Он пристально посмотрел на Фантину и добавил, снова ухватив галстук, ворот рубашки и воротник редингота Жана Вальжана:
– Говорят тебе, нет здесь никакого господина Мадлена, и никакого господина мэра здесь нет. Есть вор, разбойник, есть каторжник по имени Жан Вальжан! Его-то я и держу! Вот и все!

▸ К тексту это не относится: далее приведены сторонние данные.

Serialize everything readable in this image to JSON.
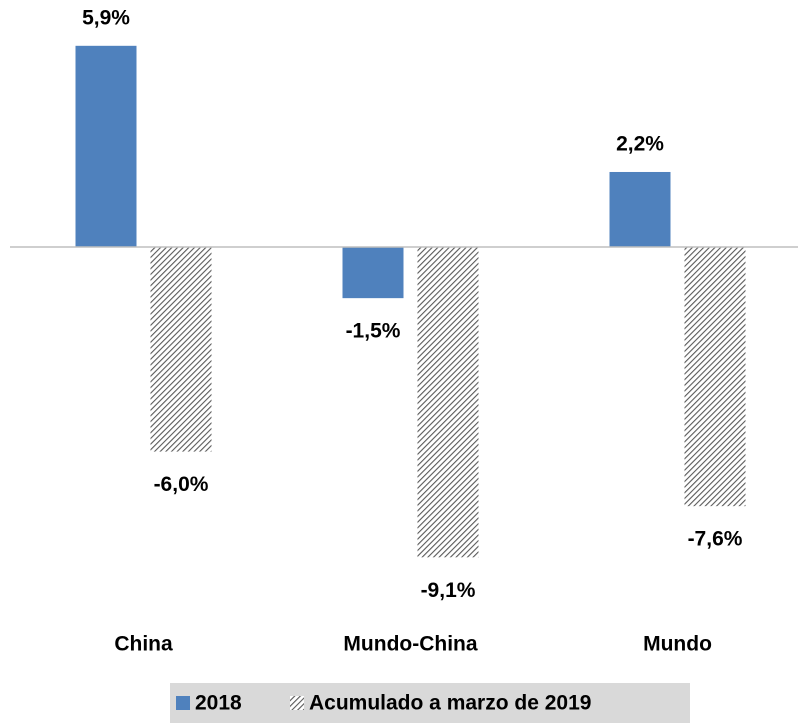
{
  "chart_data": {
    "type": "bar",
    "categories": [
      "China",
      "Mundo-China",
      "Mundo"
    ],
    "series": [
      {
        "name": "2018",
        "color": "#4f81bd",
        "values": [
          5.9,
          -1.5,
          2.2
        ],
        "value_labels": [
          "5,9%",
          "-1,5%",
          "2,2%"
        ]
      },
      {
        "name": "Acumulado a marzo de 2019",
        "color": "#595959",
        "pattern": "diagonal-hatch",
        "values": [
          -6.0,
          -9.1,
          -7.6
        ],
        "value_labels": [
          "-6,0%",
          "-9,1%",
          "-7,6%"
        ]
      }
    ],
    "legend": "bottom"
  }
}
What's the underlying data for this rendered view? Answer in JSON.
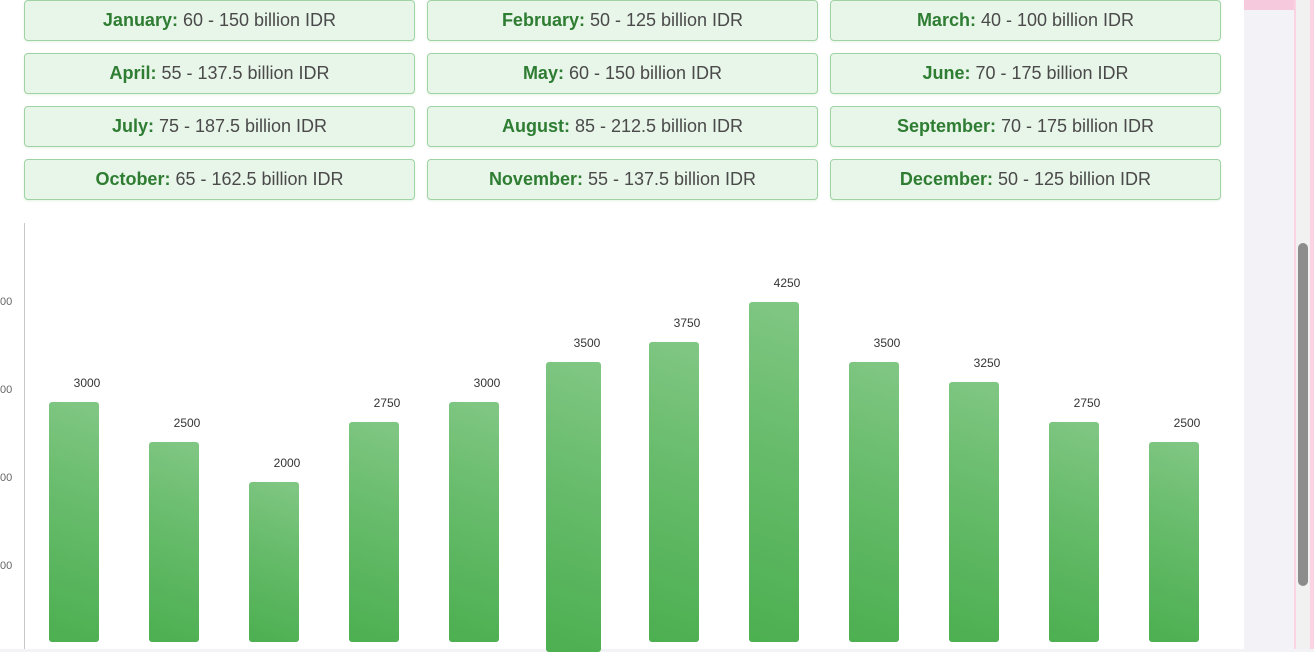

Фантина вдруг приподнялась, опираясь на застывшие руки, она взглянула на Жана Вальжана, на Жавера, на монахиню, открыла рот, словно собираясь что-то сказать, какой-то хрип вырвался у нее из горла, зубы застучали, она в отчаянье протянула вперед обе руки, ловя воздух пальцами, словно утопающая, которая ищет, за что бы ей ухватиться, и опрокинулась на подушку. Голова ее ударилась об изголовье кровати, потом упала на грудь; рот и глаза остались открытыми, взор погас.
Она была мертва.
Жан Вальжан положил свою руку на руку державшего его Жавера и разжал ее, словно руку ребенка, потом сказал Жаверу:
– Вы убили эту женщину.
– Довольно! – в ярости крикнул Жавер – Я пришел сюда не за тем, чтобы выслушивать нравоучения. Обойдемся без них. Стража внизу. Немедленно иди за мной, не то – наручники!

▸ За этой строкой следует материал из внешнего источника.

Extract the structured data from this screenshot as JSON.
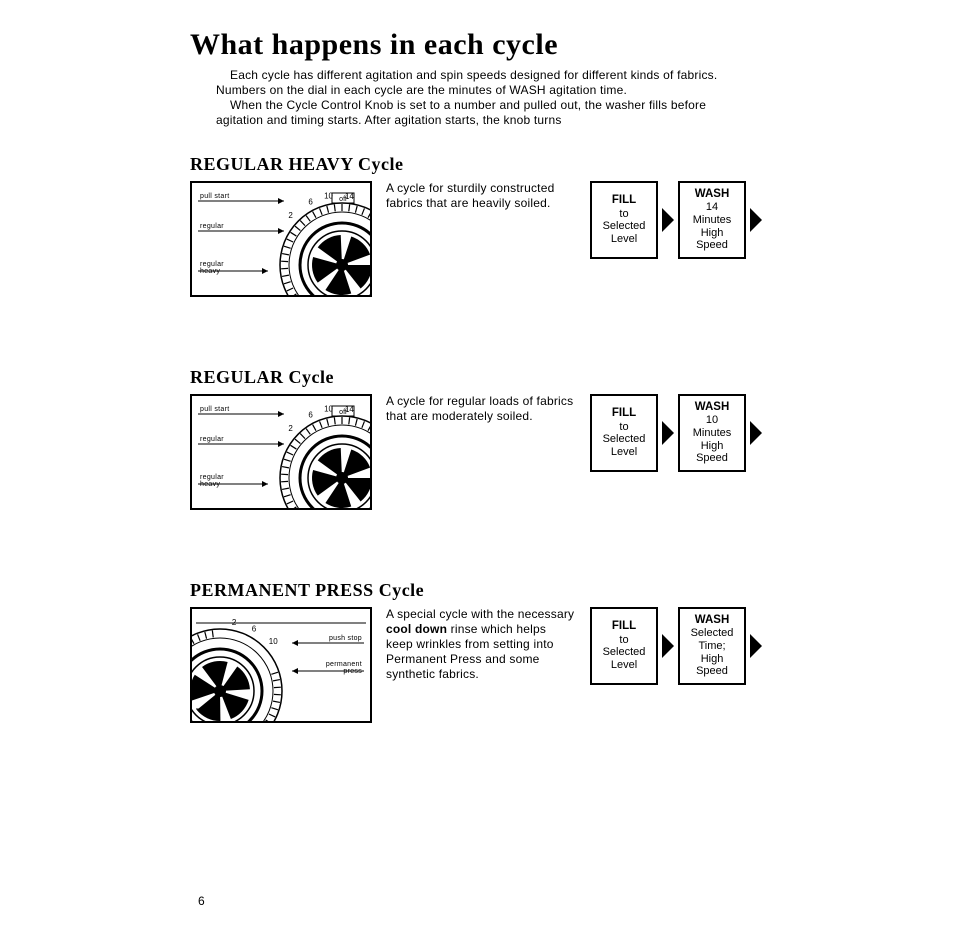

В углу комнаты стояла старая железная расшатанная кровать, на которой спали сестры во время ночных дежурств; Жан Вальжан подошел к этой кровати, в мгновенье ока оторвал от нее изголовье, уже и без того еле державшееся и легко уступившее его могучим мускулам, вынул из него прут, служивший основанием, и взглянул на Жавера. Жавер попятился к двери.
Жан Вальжан, с железным брусом в руках, медленно направился к постели Фантины. У постели он обернулся и едва слышно сказал Жаверу:
– Не советую вам мешать мне сейчас.
Достоверно известно одно – Жавер вздрогнул.
У него мелькнула мысль позвать стражу, но Жан Вальжан мог воспользоваться его отсутствием и бежать. Поэтому он остался, сжал в руке палку, держа ее за нижний конец, и прислонился к косяку двери, не сводя глаз с Жана Вальжана.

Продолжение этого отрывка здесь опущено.